Феликс посочувствовал и заторопился домой. На душе было пасмурно – будто предал хорошего друга. Дело было не в том, что в политотделе платили больше, и не в борьбе с большевиками. После сделки с Лемуаном, когда Феликс обменял свою жизнь на пулеметы, когда проломил голову японскому водителю, он сам стал бандитом.

А быть бандитом и работать с Джонни Коллором невозможно.

2

Парад союзных сил в Шанхае был приурочен к десятилетию начала мировой войны. На набережной Хуанпу установили скульптуру: ангел склонился над плачущей женщиной. Вокруг памятника – флаги Великих Держав.

Русских кадетов и выпускников корпуса тоже позвали – олицетворять Российскую империю. Английский адмирал оказался старше всех по рангу – ему принимать парад. А если бы среди союзников нашелся другой адмирал, англичанину наверняка присвоили бы следующее звание.
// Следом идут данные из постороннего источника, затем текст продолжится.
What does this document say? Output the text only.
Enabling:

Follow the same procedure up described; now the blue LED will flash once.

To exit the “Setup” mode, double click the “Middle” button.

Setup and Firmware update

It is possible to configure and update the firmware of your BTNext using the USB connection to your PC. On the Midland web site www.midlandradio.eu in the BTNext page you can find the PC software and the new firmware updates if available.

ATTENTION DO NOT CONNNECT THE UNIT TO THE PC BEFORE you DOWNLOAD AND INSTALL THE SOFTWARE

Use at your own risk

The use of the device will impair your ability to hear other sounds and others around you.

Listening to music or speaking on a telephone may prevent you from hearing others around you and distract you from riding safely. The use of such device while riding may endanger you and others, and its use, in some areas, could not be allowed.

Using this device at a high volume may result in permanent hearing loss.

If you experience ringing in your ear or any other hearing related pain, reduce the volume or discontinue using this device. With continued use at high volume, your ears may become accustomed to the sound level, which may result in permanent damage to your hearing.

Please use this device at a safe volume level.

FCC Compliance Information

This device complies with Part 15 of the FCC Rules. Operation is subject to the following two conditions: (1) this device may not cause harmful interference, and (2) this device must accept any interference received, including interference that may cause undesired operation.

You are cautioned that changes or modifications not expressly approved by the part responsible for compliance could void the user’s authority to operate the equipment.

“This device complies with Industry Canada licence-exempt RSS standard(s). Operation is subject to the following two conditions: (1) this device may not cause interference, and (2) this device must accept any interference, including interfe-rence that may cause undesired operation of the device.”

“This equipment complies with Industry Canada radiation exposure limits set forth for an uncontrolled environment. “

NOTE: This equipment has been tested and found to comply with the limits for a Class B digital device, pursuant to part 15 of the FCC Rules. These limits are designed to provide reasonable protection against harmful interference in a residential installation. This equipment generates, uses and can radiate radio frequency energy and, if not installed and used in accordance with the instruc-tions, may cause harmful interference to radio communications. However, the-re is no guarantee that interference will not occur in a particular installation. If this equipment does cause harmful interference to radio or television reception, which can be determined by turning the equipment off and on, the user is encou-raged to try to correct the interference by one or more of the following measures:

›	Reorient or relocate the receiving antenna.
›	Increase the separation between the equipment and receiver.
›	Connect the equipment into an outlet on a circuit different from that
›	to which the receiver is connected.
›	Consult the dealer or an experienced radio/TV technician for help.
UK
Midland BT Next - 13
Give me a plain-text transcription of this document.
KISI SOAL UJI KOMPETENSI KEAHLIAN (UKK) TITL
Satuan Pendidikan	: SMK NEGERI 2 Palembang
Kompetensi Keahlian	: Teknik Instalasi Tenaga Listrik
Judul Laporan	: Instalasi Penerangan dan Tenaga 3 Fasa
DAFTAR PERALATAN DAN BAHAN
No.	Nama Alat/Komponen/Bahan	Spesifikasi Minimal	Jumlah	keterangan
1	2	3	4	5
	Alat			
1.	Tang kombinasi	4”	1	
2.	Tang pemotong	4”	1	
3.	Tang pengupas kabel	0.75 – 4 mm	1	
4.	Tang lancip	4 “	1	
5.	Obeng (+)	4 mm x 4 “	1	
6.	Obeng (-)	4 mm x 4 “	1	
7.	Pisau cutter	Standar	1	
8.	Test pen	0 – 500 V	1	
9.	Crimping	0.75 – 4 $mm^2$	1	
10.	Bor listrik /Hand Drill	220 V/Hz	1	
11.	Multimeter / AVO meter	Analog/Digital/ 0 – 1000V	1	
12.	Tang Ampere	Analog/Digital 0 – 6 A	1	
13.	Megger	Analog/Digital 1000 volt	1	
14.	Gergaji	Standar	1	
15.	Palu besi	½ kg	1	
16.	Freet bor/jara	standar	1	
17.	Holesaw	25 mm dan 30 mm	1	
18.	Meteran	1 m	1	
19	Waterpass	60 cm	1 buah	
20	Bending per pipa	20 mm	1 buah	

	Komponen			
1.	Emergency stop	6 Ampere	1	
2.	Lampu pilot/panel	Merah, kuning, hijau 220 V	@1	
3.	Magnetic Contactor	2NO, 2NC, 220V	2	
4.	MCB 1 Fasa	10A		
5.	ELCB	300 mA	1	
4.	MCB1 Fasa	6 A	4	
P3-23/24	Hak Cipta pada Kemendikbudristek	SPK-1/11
Англичане при любых обстоятельствах оказывались наверху.

На рассвете прошел дождь, улицы блестели, словно вымытые. В десять часов утра первые четыре взвода кадетов с винтовками при штыках двинулись по Бабблинг-Вэлл-роуд. Вторая рота с частью третьей шли без оружия. Феликс отбивал шаг в особом взводе выпускников.

Сикхи-полицейские верхом на конях стояли шпалерами, перекрывая боковые улицы. Громыхала румяная морская пехота США в полном боевом снаряжении. Тянулись батальоны аннамитов[48] из французского Индокитая – конусообразные шляпы, голые ноги в сандалиях. Шли японцы в черных мундирах.

Оркестр грянул «Выход гладиаторов». На Банде развернулись повзводно.

– Во-о-оль-на!

Флаги у подножия памятника бились на ветру.

– Господа, – позвал Борька Марухин, – а где наш флаг?!

Феликс потянулся смотреть: британский Юнион Джек, американский звездно-полосатый, японское солнце на белом фоне… Италия, Франция, Бельгия… Российского триколора не было.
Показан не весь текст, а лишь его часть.